So, you want to optimize your warehouse, don’t ya?
While there are many different areas and processes you can focus on when attempting to optimize your warehouse, the method listed below can be applied to all areas of your warehouse in one form or another.
Look around your warehouse. If you haven’t recently, perform each process yourself. Be familiar with the requirements of each process so that you can better identify its needs.
Step 1 – Streamline
This step is all about eliminating the excess.
- Warehouse Flow
- Repetitive Travel
Is the operational flow of product in your facility logical? All areas of the warehouse should be located according to how dependent it is relevant to the areas of the warehouse surrounding it. If Area A and Area B have high volumes of traffic flow between them, either one way or both ways, then Area A and Area B are strong candidates to be located directly next to each other. The opposite also holds true.

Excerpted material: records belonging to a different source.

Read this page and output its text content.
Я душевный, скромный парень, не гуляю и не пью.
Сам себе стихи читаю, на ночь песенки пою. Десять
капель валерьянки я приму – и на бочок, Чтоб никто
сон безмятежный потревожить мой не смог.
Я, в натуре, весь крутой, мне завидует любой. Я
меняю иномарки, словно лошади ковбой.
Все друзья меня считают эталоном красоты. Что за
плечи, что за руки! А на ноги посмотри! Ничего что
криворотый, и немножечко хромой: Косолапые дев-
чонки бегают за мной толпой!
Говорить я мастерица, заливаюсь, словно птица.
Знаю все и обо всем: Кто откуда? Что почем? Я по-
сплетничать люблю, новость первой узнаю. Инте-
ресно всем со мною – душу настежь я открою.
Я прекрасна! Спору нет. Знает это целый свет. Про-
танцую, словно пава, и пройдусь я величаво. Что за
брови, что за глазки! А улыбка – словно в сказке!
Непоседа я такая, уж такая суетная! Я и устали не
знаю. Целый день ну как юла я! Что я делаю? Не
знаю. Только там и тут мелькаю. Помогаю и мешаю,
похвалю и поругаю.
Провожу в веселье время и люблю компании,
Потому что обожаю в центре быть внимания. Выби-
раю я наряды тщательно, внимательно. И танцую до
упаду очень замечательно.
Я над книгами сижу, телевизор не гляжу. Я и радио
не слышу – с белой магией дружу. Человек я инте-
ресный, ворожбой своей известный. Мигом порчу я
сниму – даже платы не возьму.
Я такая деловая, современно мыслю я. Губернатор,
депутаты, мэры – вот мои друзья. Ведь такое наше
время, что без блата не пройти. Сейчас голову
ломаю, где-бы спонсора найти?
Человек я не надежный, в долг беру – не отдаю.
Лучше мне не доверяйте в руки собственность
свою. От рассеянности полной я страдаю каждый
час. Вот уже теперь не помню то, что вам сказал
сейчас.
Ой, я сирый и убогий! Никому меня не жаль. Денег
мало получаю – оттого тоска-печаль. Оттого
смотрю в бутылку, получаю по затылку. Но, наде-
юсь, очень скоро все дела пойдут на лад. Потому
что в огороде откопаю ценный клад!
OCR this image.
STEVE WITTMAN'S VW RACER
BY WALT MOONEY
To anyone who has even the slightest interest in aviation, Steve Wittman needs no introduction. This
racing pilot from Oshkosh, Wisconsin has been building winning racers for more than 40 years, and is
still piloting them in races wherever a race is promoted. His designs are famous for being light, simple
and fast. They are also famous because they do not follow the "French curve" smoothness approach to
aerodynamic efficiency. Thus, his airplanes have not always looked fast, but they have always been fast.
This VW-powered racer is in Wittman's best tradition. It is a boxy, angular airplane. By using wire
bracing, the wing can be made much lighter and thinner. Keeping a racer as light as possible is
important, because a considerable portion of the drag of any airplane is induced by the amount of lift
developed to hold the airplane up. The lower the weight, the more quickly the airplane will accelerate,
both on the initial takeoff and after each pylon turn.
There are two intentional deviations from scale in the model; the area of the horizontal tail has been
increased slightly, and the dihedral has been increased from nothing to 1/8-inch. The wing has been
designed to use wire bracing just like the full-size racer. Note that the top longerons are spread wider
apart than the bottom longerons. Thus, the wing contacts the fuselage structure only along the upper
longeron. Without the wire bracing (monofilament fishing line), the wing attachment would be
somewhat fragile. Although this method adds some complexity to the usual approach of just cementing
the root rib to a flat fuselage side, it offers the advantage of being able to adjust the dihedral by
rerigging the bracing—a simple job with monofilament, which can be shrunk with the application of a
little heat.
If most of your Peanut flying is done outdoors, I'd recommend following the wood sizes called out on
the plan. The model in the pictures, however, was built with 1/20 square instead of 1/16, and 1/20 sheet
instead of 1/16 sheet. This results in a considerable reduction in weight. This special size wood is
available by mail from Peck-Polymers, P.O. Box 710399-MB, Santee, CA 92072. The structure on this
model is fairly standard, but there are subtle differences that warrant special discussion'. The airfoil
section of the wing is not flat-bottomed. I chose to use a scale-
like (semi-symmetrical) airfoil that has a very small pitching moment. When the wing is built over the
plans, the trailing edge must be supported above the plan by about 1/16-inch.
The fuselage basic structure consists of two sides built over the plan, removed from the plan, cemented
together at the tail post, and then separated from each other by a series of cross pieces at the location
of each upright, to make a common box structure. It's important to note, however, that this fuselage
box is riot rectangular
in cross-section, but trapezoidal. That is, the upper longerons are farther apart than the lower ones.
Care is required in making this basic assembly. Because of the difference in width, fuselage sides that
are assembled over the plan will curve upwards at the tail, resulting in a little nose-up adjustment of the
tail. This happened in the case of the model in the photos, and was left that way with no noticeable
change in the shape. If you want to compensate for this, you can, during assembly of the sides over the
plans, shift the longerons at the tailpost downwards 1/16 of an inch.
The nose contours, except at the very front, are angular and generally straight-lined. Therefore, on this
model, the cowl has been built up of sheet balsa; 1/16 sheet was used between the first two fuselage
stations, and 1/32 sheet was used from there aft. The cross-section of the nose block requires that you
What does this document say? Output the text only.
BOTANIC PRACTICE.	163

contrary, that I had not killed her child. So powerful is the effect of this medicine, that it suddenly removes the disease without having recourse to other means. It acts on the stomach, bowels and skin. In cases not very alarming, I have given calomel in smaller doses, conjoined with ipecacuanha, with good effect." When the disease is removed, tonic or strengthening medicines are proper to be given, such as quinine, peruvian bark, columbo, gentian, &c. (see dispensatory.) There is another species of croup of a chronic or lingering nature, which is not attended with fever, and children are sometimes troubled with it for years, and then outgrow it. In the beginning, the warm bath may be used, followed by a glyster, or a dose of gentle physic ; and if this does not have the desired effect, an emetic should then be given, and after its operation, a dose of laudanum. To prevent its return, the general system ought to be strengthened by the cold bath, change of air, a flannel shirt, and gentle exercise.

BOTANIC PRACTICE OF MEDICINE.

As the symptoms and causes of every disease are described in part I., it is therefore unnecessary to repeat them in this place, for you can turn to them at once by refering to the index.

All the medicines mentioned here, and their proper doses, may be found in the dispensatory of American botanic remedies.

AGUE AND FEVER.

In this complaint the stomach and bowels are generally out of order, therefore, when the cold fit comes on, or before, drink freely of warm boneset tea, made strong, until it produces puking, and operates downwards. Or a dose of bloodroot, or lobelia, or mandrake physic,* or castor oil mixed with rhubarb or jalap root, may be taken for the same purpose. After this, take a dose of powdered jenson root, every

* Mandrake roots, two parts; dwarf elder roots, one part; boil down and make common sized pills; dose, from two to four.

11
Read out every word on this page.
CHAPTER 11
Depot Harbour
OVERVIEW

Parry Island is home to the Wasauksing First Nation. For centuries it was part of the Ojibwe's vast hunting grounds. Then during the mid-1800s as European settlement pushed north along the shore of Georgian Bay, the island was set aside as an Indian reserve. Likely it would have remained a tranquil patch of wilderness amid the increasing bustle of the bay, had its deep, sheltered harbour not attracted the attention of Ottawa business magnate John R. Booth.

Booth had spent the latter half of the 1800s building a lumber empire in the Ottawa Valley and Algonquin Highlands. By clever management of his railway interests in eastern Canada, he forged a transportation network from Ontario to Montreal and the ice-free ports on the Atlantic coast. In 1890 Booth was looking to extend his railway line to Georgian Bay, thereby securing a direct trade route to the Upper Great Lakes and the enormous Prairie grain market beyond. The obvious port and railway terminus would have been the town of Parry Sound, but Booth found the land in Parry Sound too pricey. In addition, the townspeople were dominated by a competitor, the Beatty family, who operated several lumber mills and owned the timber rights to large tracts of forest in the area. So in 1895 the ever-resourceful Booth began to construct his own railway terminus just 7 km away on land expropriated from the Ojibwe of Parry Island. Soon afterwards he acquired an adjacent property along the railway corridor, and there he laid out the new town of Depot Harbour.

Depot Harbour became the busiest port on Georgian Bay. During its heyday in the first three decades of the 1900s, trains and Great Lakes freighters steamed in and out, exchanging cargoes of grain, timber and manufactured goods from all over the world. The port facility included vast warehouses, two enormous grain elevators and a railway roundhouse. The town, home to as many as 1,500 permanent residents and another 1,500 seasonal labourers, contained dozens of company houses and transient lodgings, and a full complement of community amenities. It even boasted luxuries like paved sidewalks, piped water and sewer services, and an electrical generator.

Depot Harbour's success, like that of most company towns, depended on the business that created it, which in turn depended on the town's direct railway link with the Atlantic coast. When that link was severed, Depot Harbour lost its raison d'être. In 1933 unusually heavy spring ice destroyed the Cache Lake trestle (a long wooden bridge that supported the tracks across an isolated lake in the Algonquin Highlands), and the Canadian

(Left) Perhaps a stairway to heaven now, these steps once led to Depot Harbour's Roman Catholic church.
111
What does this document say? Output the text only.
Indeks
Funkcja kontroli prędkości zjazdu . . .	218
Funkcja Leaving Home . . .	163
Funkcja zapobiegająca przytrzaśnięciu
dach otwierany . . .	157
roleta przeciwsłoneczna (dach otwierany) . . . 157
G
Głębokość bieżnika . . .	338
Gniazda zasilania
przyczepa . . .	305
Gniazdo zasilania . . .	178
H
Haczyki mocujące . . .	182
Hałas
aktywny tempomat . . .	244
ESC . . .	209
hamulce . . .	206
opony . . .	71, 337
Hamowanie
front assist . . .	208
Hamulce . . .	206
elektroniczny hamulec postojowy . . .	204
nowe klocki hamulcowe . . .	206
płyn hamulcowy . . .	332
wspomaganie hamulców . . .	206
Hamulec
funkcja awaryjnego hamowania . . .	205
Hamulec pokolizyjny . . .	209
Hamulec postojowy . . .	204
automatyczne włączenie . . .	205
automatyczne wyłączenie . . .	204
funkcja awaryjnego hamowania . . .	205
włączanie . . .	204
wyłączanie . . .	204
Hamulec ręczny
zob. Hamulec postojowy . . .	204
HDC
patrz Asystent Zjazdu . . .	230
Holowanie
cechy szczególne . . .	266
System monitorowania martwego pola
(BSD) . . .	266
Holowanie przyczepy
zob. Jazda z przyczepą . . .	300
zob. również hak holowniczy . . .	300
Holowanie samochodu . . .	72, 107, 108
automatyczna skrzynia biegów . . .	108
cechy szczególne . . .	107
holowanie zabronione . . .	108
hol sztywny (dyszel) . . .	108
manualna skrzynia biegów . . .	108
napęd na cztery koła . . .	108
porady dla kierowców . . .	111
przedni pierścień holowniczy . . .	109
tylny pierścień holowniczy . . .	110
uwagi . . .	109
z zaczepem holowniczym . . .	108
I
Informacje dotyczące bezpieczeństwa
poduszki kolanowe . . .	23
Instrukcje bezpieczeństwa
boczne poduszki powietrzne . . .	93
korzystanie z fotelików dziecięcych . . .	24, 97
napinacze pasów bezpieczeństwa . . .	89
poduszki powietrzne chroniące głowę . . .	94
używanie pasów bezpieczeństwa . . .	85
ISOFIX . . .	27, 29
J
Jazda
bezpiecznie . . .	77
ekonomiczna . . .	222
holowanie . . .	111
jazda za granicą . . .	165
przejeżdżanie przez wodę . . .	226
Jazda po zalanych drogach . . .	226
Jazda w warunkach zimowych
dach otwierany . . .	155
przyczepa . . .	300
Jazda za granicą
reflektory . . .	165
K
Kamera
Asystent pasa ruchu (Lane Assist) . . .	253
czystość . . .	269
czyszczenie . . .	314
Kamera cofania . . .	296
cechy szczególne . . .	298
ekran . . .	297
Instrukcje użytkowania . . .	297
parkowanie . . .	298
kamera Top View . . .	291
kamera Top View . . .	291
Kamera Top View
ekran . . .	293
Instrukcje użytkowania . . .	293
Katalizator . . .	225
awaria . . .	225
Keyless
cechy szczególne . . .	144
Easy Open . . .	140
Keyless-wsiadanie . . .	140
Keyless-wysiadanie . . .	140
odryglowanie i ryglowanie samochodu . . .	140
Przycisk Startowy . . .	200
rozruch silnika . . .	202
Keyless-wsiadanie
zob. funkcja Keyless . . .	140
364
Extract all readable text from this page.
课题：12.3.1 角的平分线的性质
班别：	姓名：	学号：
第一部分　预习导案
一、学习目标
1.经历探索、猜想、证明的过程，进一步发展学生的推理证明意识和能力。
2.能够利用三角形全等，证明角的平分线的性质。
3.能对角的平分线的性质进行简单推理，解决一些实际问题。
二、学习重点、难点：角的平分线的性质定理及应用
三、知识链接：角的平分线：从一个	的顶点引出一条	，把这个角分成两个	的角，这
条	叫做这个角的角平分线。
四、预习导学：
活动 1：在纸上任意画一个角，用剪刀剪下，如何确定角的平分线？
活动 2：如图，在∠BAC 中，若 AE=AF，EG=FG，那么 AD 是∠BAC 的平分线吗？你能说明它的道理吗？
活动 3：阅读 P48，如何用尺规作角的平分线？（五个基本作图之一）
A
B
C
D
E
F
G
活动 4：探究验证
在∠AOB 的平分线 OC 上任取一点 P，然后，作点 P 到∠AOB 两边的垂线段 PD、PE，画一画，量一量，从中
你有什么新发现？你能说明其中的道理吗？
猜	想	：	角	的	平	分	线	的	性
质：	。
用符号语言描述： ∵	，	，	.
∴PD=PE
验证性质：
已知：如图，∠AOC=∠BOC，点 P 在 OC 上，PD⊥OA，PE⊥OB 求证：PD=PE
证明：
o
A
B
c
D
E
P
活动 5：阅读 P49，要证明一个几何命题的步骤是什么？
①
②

Do any of your warehouse processes involve multiple touches on any level (each, case, pallet)? Are there touches in the process that are simply placeholders, waiting for the next touch to occur? That is what is known as “double handling”. You touch the product more times than necessary. Touches are time, and time is money. Replenishment, picking, and packing operations are prime areas to start when looking for excessive touches.
Do you consistently manually move a product, case, or pallet in your warehouse from Area A to Area B with a pallet lift, truck, or forklift? If you have repetitive travel like this, then you can reduce labor costs and increase efficiency by eliminating this repetitive travel using Step 2 below.
Step 2 – Automate
This step is all about implementing technology where repetitive actions take place.
- Pick and Place
- Employee Interactions with WMS Interface
To eliminate repetitive travel, consider purchasing conveyor
to transport your product, case, or pallet. This may seem like an expensive investment upfront, however, the return on investment could prove well worth it.
If you have repetitive, manual pick and place operations, robotic automation may be for you. Depending on the frequency and labor cost of this operation, it may not make financial sense for your warehouse to implement robotics, but some areas of your warehouse may benefit.
Do you have processes where an employee interacts with your WMS interface? If so, then implementing a database management system (DBMS) such as MS Access could greatly optimize those processes.
Step 3 – Standardize
This step is all about setting rates to your warehouse’s now lean and improved processes.
Note: Perform Step 1 and Step 2 first to ensure you are setting standards for an optimized process.
- Best Practices
- Setting Rates
Form a list of “Best Practices”. Spend time with the best/fastest workers for any process. What do they do differently that sets them apart from others doing the same job? Ask them. Creating a list of “Best Practices” allows the learning curve for new hires to be shortened, as well as help elevate an average worker into a worker who excels.
You must set rates (standards) for each process in your warehouse to hold accountability. You can perform time studies, a MOST model, or simply set standards based off your historical data found in your WMS tables (the latter is the least preferable method). Standardizing your warehouse not only holds your employees accountable, but also allows you to optimize your labor force. See Nathan Busch’s blog Get the MOST from Your Workforce
for more information on MOST.
This three-step process is not a “cover-all” approach to optimizing your warehouse, but it is a “cover-most” approach. If you learn to streamline, automate, and standardize each area or process in your warehouse, you will be much closer to complete warehouse optimization.